Creating an art show is a group effort, with creative input on numerous fronts. Each year as I prepare for this show, my mind reels: “What was I thinking? This is exhausting…we’ll never get everything done in time and nothing will look good together…” And then, all the work is on the wall and It. Looks. Magnificent. Breathtaking even.
But before the glory, chaos reigns. Here are a few pictures of the work in progress….

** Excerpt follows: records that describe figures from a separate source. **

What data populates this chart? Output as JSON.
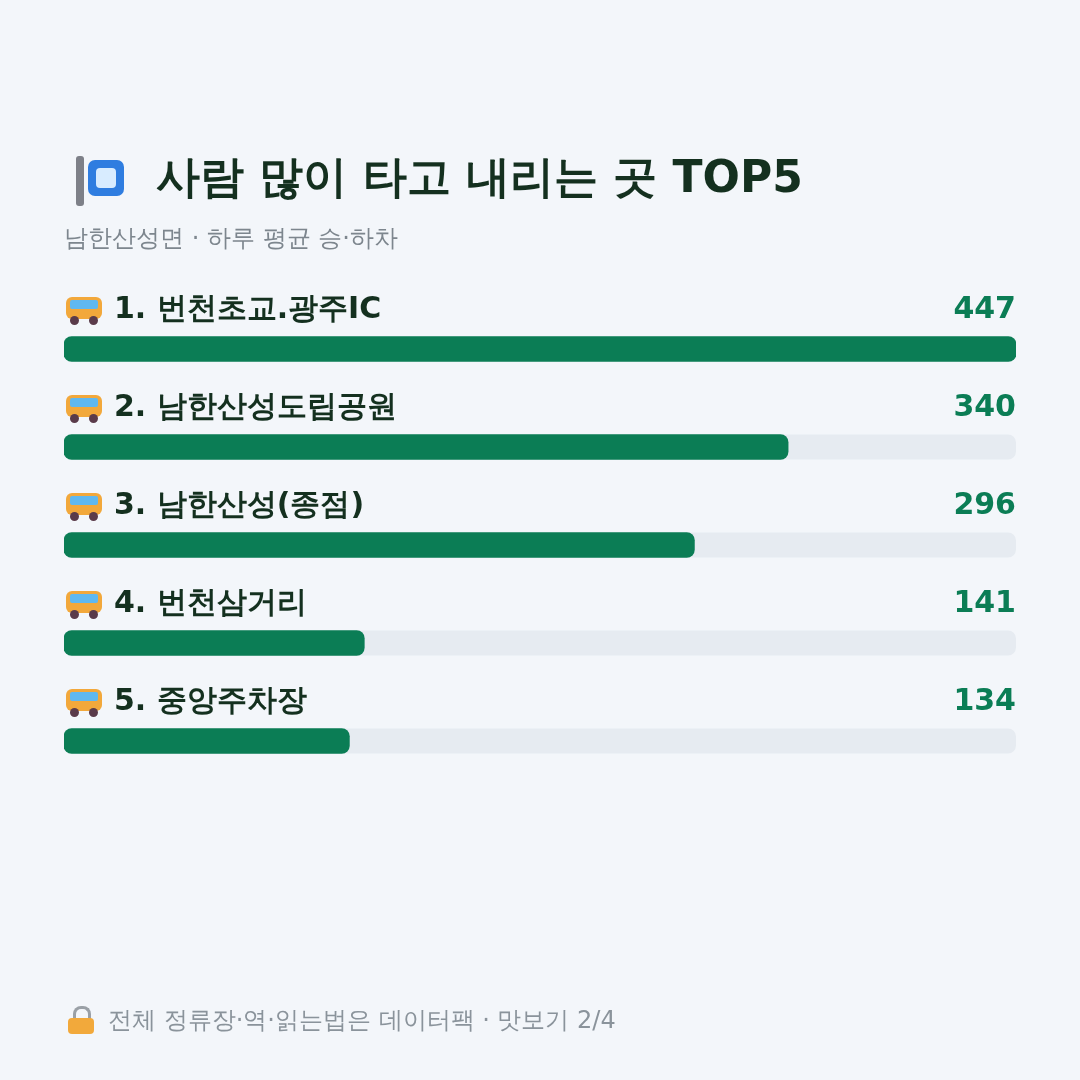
{
  "chart_data": {
    "type": "bar",
    "orientation": "horizontal",
    "title": "사람 많이 타고 내리는 곳 TOP5",
    "subtitle": "남한산성면 · 하루 평균 승·하차",
    "categories": [
      "1. 번천초교.광주IC",
      "2. 남한산성도립공원",
      "3. 남한산성(종점)",
      "4. 번천삼거리",
      "5. 중앙주차장"
    ],
    "values": [
      447,
      340,
      296,
      141,
      134
    ],
    "color": "#0b7d55",
    "xlim": [
      0,
      447
    ],
    "data_labels": true,
    "annotations": [
      "전체 정류장·역·읽는법은 데이터팩 · 맛보기 2/4"
    ]
  }
}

Tune in tomorrow, for photos of the installed show, but right now, here are several more offerings of some of the wonderful paintings by our wonderful artists:
Here’s what Gail had to say about this painting:
Here’s my story and I’m sticking to it…
In 1916, Charles Burchfield was completing his final year at the Cleveland School of Art when he painted “Poplars in May.” His reputation as a landscape painter and watercolorist was growing. It didn’t take long to find a buyer for this painting when it was first exhibited. After the sale, many people came up to Mr. Burchfield and said to him if only that painting hadn’t sold… So, not one to miss an opportunity, he painted another one just like it and titled it “Between Two Poplars.” After contacting everyone who had expressed an interest in the first painting, he had no buyers for the second one! He put it in storage until a great grand-daughter recently discovered it under a bed in her grandmother’s house. She most graciously sent Charles Burchfield’s forgery of his own work to be included in the 2013 Exhibition of Forgeries at Froggwell. For more information about Charles Burchfield go to The Burchfield Penney Art Center in Buffalo NY, www.burchfieldpenney.org
Another of my favorite Italian painters is Caravaggio, and it just so happens that one turned up for the show!

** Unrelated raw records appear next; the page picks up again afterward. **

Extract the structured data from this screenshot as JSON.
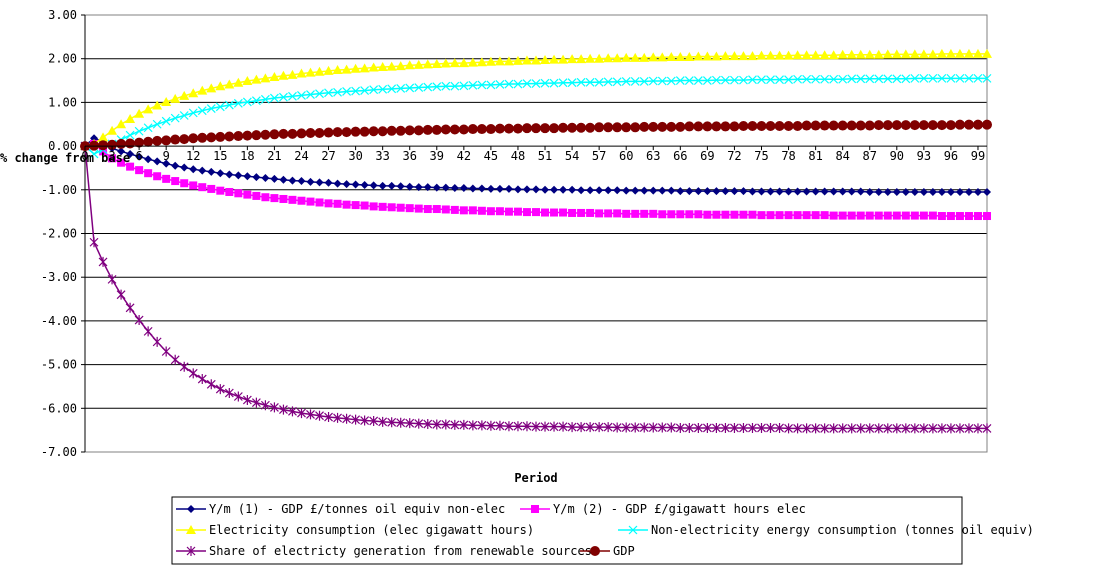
{
  "chart_data": {
    "type": "line",
    "xlabel": "Period",
    "ylabel": "% change from base",
    "ylim": [
      -7,
      3
    ],
    "yticks": [
      "3.00",
      "2.00",
      "1.00",
      "0.00",
      "-1.00",
      "-2.00",
      "-3.00",
      "-4.00",
      "-5.00",
      "-6.00",
      "-7.00"
    ],
    "x": [
      0,
      1,
      2,
      3,
      4,
      5,
      6,
      7,
      8,
      9,
      10,
      11,
      12,
      13,
      14,
      15,
      16,
      17,
      18,
      19,
      20,
      21,
      22,
      23,
      24,
      25,
      26,
      27,
      28,
      29,
      30,
      31,
      32,
      33,
      34,
      35,
      36,
      37,
      38,
      39,
      40,
      41,
      42,
      43,
      44,
      45,
      46,
      47,
      48,
      49,
      50,
      51,
      52,
      53,
      54,
      55,
      56,
      57,
      58,
      59,
      60,
      61,
      62,
      63,
      64,
      65,
      66,
      67,
      68,
      69,
      70,
      71,
      72,
      73,
      74,
      75,
      76,
      77,
      78,
      79,
      80,
      81,
      82,
      83,
      84,
      85,
      86,
      87,
      88,
      89,
      90,
      91,
      92,
      93,
      94,
      95,
      96,
      97,
      98,
      99,
      100
    ],
    "xticks": [
      "0",
      "3",
      "6",
      "9",
      "12",
      "15",
      "18",
      "21",
      "24",
      "27",
      "30",
      "33",
      "36",
      "39",
      "42",
      "45",
      "48",
      "51",
      "54",
      "57",
      "60",
      "63",
      "66",
      "69",
      "72",
      "75",
      "78",
      "81",
      "84",
      "87",
      "90",
      "93",
      "96",
      "99"
    ],
    "grid": true,
    "legend_position": "bottom",
    "series": [
      {
        "name": "Y/m (1) - GDP £/tonnes oil equiv non-elec",
        "color": "#000080",
        "marker": "diamond",
        "values": [
          0.0,
          0.18,
          0.1,
          -0.05,
          -0.12,
          -0.18,
          -0.24,
          -0.3,
          -0.35,
          -0.4,
          -0.45,
          -0.49,
          -0.53,
          -0.56,
          -0.59,
          -0.62,
          -0.65,
          -0.67,
          -0.69,
          -0.71,
          -0.73,
          -0.75,
          -0.77,
          -0.79,
          -0.8,
          -0.82,
          -0.83,
          -0.84,
          -0.86,
          -0.87,
          -0.88,
          -0.89,
          -0.9,
          -0.91,
          -0.91,
          -0.92,
          -0.93,
          -0.94,
          -0.94,
          -0.95,
          -0.95,
          -0.96,
          -0.96,
          -0.97,
          -0.97,
          -0.98,
          -0.98,
          -0.98,
          -0.99,
          -0.99,
          -0.99,
          -1.0,
          -1.0,
          -1.0,
          -1.0,
          -1.01,
          -1.01,
          -1.01,
          -1.01,
          -1.01,
          -1.02,
          -1.02,
          -1.02,
          -1.02,
          -1.02,
          -1.02,
          -1.03,
          -1.03,
          -1.03,
          -1.03,
          -1.03,
          -1.03,
          -1.03,
          -1.03,
          -1.04,
          -1.04,
          -1.04,
          -1.04,
          -1.04,
          -1.04,
          -1.04,
          -1.04,
          -1.04,
          -1.04,
          -1.04,
          -1.04,
          -1.04,
          -1.05,
          -1.05,
          -1.05,
          -1.05,
          -1.05,
          -1.05,
          -1.05,
          -1.05,
          -1.05,
          -1.05,
          -1.05,
          -1.05,
          -1.05,
          -1.05
        ]
      },
      {
        "name": "Y/m (2) - GDP £/gigawatt hours elec",
        "color": "#FF00FF",
        "marker": "square",
        "values": [
          0.0,
          0.05,
          -0.12,
          -0.28,
          -0.38,
          -0.47,
          -0.55,
          -0.62,
          -0.69,
          -0.75,
          -0.8,
          -0.85,
          -0.9,
          -0.94,
          -0.98,
          -1.02,
          -1.05,
          -1.08,
          -1.11,
          -1.14,
          -1.17,
          -1.19,
          -1.21,
          -1.23,
          -1.25,
          -1.27,
          -1.29,
          -1.31,
          -1.32,
          -1.34,
          -1.35,
          -1.36,
          -1.38,
          -1.39,
          -1.4,
          -1.41,
          -1.42,
          -1.43,
          -1.44,
          -1.44,
          -1.45,
          -1.46,
          -1.47,
          -1.47,
          -1.48,
          -1.49,
          -1.49,
          -1.5,
          -1.5,
          -1.51,
          -1.51,
          -1.52,
          -1.52,
          -1.52,
          -1.53,
          -1.53,
          -1.53,
          -1.54,
          -1.54,
          -1.54,
          -1.55,
          -1.55,
          -1.55,
          -1.55,
          -1.56,
          -1.56,
          -1.56,
          -1.56,
          -1.56,
          -1.57,
          -1.57,
          -1.57,
          -1.57,
          -1.57,
          -1.57,
          -1.58,
          -1.58,
          -1.58,
          -1.58,
          -1.58,
          -1.58,
          -1.58,
          -1.58,
          -1.59,
          -1.59,
          -1.59,
          -1.59,
          -1.59,
          -1.59,
          -1.59,
          -1.59,
          -1.59,
          -1.59,
          -1.59,
          -1.59,
          -1.6,
          -1.6,
          -1.6,
          -1.6,
          -1.6,
          -1.6
        ]
      },
      {
        "name": "Electricity consumption (elec gigawatt hours)",
        "color": "#FFFF00",
        "marker": "triangle",
        "values": [
          0.0,
          0.05,
          0.2,
          0.35,
          0.5,
          0.62,
          0.74,
          0.84,
          0.93,
          1.01,
          1.08,
          1.15,
          1.21,
          1.27,
          1.32,
          1.37,
          1.41,
          1.45,
          1.49,
          1.52,
          1.55,
          1.58,
          1.61,
          1.63,
          1.66,
          1.68,
          1.7,
          1.72,
          1.74,
          1.75,
          1.77,
          1.78,
          1.8,
          1.81,
          1.82,
          1.83,
          1.85,
          1.86,
          1.87,
          1.88,
          1.89,
          1.9,
          1.9,
          1.91,
          1.92,
          1.93,
          1.94,
          1.94,
          1.95,
          1.96,
          1.96,
          1.97,
          1.98,
          1.98,
          1.99,
          1.99,
          2.0,
          2.0,
          2.01,
          2.01,
          2.02,
          2.02,
          2.02,
          2.03,
          2.03,
          2.04,
          2.04,
          2.04,
          2.05,
          2.05,
          2.05,
          2.06,
          2.06,
          2.06,
          2.06,
          2.07,
          2.07,
          2.07,
          2.07,
          2.08,
          2.08,
          2.08,
          2.08,
          2.08,
          2.09,
          2.09,
          2.09,
          2.09,
          2.09,
          2.1,
          2.1,
          2.1,
          2.1,
          2.1,
          2.1,
          2.11,
          2.11,
          2.11,
          2.11,
          2.11,
          2.11
        ]
      },
      {
        "name": "Non-electricity energy consumption (tonnes oil equiv)",
        "color": "#00FFFF",
        "marker": "x",
        "values": [
          0.0,
          -0.18,
          -0.08,
          0.05,
          0.15,
          0.25,
          0.34,
          0.42,
          0.5,
          0.57,
          0.64,
          0.7,
          0.76,
          0.81,
          0.86,
          0.9,
          0.94,
          0.98,
          1.01,
          1.04,
          1.07,
          1.1,
          1.12,
          1.14,
          1.16,
          1.18,
          1.2,
          1.22,
          1.23,
          1.25,
          1.26,
          1.27,
          1.29,
          1.3,
          1.31,
          1.32,
          1.33,
          1.34,
          1.35,
          1.36,
          1.37,
          1.37,
          1.38,
          1.39,
          1.4,
          1.4,
          1.41,
          1.42,
          1.42,
          1.43,
          1.43,
          1.44,
          1.44,
          1.45,
          1.45,
          1.46,
          1.46,
          1.46,
          1.47,
          1.47,
          1.48,
          1.48,
          1.48,
          1.49,
          1.49,
          1.49,
          1.5,
          1.5,
          1.5,
          1.5,
          1.51,
          1.51,
          1.51,
          1.51,
          1.52,
          1.52,
          1.52,
          1.52,
          1.52,
          1.53,
          1.53,
          1.53,
          1.53,
          1.53,
          1.53,
          1.54,
          1.54,
          1.54,
          1.54,
          1.54,
          1.54,
          1.54,
          1.55,
          1.55,
          1.55,
          1.55,
          1.55,
          1.55,
          1.55,
          1.55,
          1.55
        ]
      },
      {
        "name": "Share of electricty generation from renewable sources",
        "color": "#800080",
        "marker": "star",
        "values": [
          0.0,
          -2.2,
          -2.65,
          -3.05,
          -3.4,
          -3.7,
          -3.98,
          -4.24,
          -4.48,
          -4.7,
          -4.89,
          -5.05,
          -5.2,
          -5.33,
          -5.45,
          -5.56,
          -5.65,
          -5.73,
          -5.81,
          -5.87,
          -5.93,
          -5.98,
          -6.03,
          -6.07,
          -6.11,
          -6.14,
          -6.17,
          -6.2,
          -6.22,
          -6.24,
          -6.26,
          -6.28,
          -6.29,
          -6.31,
          -6.32,
          -6.33,
          -6.34,
          -6.35,
          -6.36,
          -6.37,
          -6.37,
          -6.38,
          -6.38,
          -6.39,
          -6.39,
          -6.4,
          -6.4,
          -6.41,
          -6.41,
          -6.41,
          -6.42,
          -6.42,
          -6.42,
          -6.42,
          -6.43,
          -6.43,
          -6.43,
          -6.43,
          -6.43,
          -6.44,
          -6.44,
          -6.44,
          -6.44,
          -6.44,
          -6.44,
          -6.44,
          -6.45,
          -6.45,
          -6.45,
          -6.45,
          -6.45,
          -6.45,
          -6.45,
          -6.45,
          -6.45,
          -6.45,
          -6.45,
          -6.45,
          -6.46,
          -6.46,
          -6.46,
          -6.46,
          -6.46,
          -6.46,
          -6.46,
          -6.46,
          -6.46,
          -6.46,
          -6.46,
          -6.46,
          -6.46,
          -6.46,
          -6.46,
          -6.46,
          -6.46,
          -6.46,
          -6.46,
          -6.46,
          -6.46,
          -6.46,
          -6.46
        ]
      },
      {
        "name": "GDP",
        "color": "#800000",
        "marker": "circle",
        "values": [
          0.0,
          0.01,
          0.02,
          0.03,
          0.05,
          0.06,
          0.08,
          0.1,
          0.12,
          0.13,
          0.15,
          0.16,
          0.18,
          0.19,
          0.2,
          0.21,
          0.22,
          0.23,
          0.24,
          0.25,
          0.26,
          0.27,
          0.28,
          0.28,
          0.29,
          0.3,
          0.3,
          0.31,
          0.32,
          0.32,
          0.33,
          0.33,
          0.34,
          0.34,
          0.35,
          0.35,
          0.36,
          0.36,
          0.37,
          0.37,
          0.38,
          0.38,
          0.38,
          0.39,
          0.39,
          0.39,
          0.4,
          0.4,
          0.4,
          0.41,
          0.41,
          0.41,
          0.41,
          0.42,
          0.42,
          0.42,
          0.42,
          0.43,
          0.43,
          0.43,
          0.43,
          0.43,
          0.44,
          0.44,
          0.44,
          0.44,
          0.44,
          0.45,
          0.45,
          0.45,
          0.45,
          0.45,
          0.45,
          0.46,
          0.46,
          0.46,
          0.46,
          0.46,
          0.46,
          0.46,
          0.47,
          0.47,
          0.47,
          0.47,
          0.47,
          0.47,
          0.47,
          0.47,
          0.48,
          0.48,
          0.48,
          0.48,
          0.48,
          0.48,
          0.48,
          0.48,
          0.48,
          0.49,
          0.49,
          0.49,
          0.49
        ]
      }
    ]
  }
}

We are so fortunate that art historian Rene Flynn-Federspiel shared this painting and the story with us:
“Before Jerome Became a Saint” by Caravaggio
In this study, dated from 1600, for his painting of St Jerome, doctor of the Church and renowned bossypants, Caravaggio uses as model his memory of his father, Fermo, who died of the plague when the artist was 6. Fermo was a “magister”, a vague term that indicated various activities, from artist to master builder to herbalist and pothead, as we see here. This study is one of several works left behind in the artist’s Roman studio in 1606 when he had to flee to avoid a prison sentence resulting from an incident in which he caused grievous bodily harm to a fellow Roman by striking him with a plate (presumably large) of artichokes. This painting, in exceptional condition, was hidden among many valuable but embarassing works of art in the Vatican collection until it was presented in 1985 by the Pope to Sister Wendy Beckett* to thank her for her discretion in several unfortunate examples of human failing involving the Church hierarchy. It came to light again only in recent times when Sister Wendy was moved from her Caravan to a Mobile Home on the grounds of a Carmelite Monastery in Fordham, England. She had been using the painting as a temporary window blind in the small WC portion of her Caravan. We are so grateful to her for maintaining it in such wonderful condition and allowing us to exhibit it here at the Froggwell Cultural Institute, on South Whidbey Island, it’s spiritual home.
Thank you Rene and Gail for these very…um…interesting glimpses into the lives of renowned artists.